The goal is not simply to avoid enforcement headlines; it is to help providers continue delivering needed services, bill appropriately for those services, and keep what they are paid when scrutiny comes.

For many providers, the central question is not whether they are acting in good faith. It is whether their systems are strong enough to protect the reimbursement they earn. Providers that invest now in audit-ready compliance practices will be in a much stronger position to continue billing and, just as importantly, to defend those claims later.

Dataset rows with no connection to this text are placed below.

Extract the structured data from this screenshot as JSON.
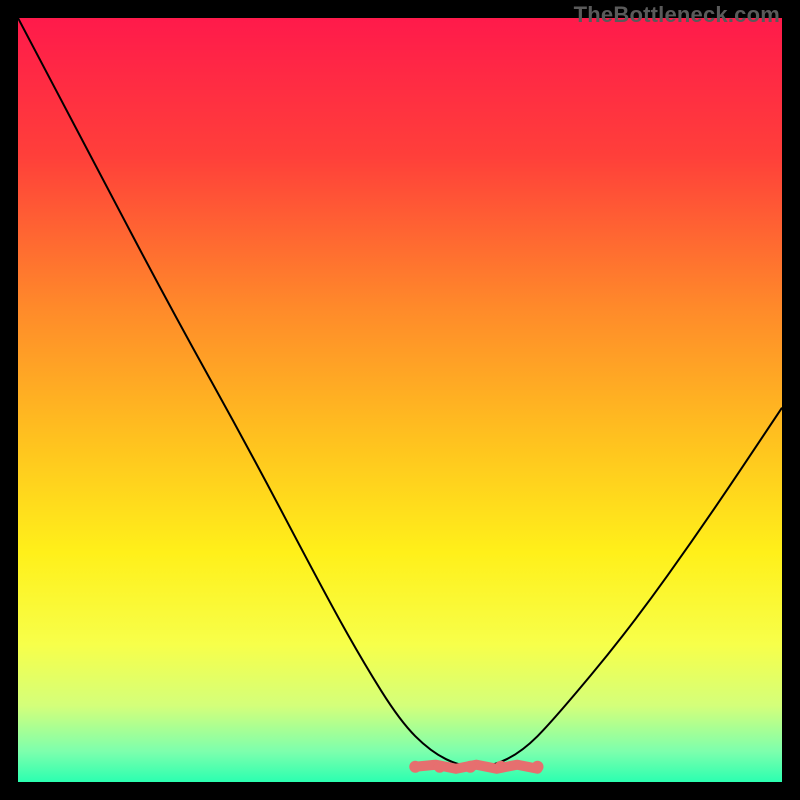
{
  "watermark": {
    "text": "TheBottleneck.com"
  },
  "chart_data": {
    "type": "line",
    "title": "",
    "xlabel": "",
    "ylabel": "",
    "xlim": [
      0,
      100
    ],
    "ylim": [
      0,
      100
    ],
    "grid": false,
    "legend": false,
    "series": [
      {
        "name": "bottleneck-curve",
        "x": [
          0,
          10,
          20,
          30,
          40,
          45,
          50,
          54,
          58,
          62,
          66,
          70,
          80,
          90,
          100
        ],
        "y": [
          100,
          81,
          62,
          44,
          25,
          16,
          8,
          4,
          2,
          2,
          4,
          8,
          20,
          34,
          49
        ]
      }
    ],
    "highlight_region": {
      "name": "optimal-flat-region",
      "x_range": [
        52,
        68
      ],
      "y": 2
    },
    "gradient_stops": [
      {
        "offset": 0.0,
        "color": "#ff1a4b"
      },
      {
        "offset": 0.18,
        "color": "#ff3f3a"
      },
      {
        "offset": 0.38,
        "color": "#ff8a2a"
      },
      {
        "offset": 0.55,
        "color": "#ffc11f"
      },
      {
        "offset": 0.7,
        "color": "#fff01a"
      },
      {
        "offset": 0.82,
        "color": "#f7ff4a"
      },
      {
        "offset": 0.9,
        "color": "#d4ff7a"
      },
      {
        "offset": 0.96,
        "color": "#7dffad"
      },
      {
        "offset": 1.0,
        "color": "#2bffb0"
      }
    ]
  }
}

Sources and Further Reading

  1. HHS-OIG Work Plan: Audits of Medicaid Applied Behavior Analysis for Children Diagnosed with Autism
    1. OIG’s current ABA audit project page and the best federal starting point.
  2. New Jersey OSC Audit: Greater New Jersey Creative Counseling, Inc.
    1. OSC audit findings for Greater New Jersey. OSC found that 23.4% of the reviewed claims failed to meet Medicaid requirements and discussed documentation, staff records, and other compliance deficiencies that created repayment exposure.
  3. New Jersey OSC Audit: Family Therapy and Consultation Services / United Family Services
    1. OSC audit findings for Family Therapy. OSC highlighted failures involving staff certifications, proof of education, progress notes, and billing support.
  4. New Jersey Medicaid ABA Enrollment Materials (NJMMIS / DMAHS)
    1. Enrollment packet and provider enrollment resources for ABA treatment providers.
  5. New Jersey Applied Behavior Analyst Examiners Materials
    1. Homepage for State Board of Applied Behavior Analyst Examiners containing Board regulations and State materials reflecting the recent rollout of licensing applications.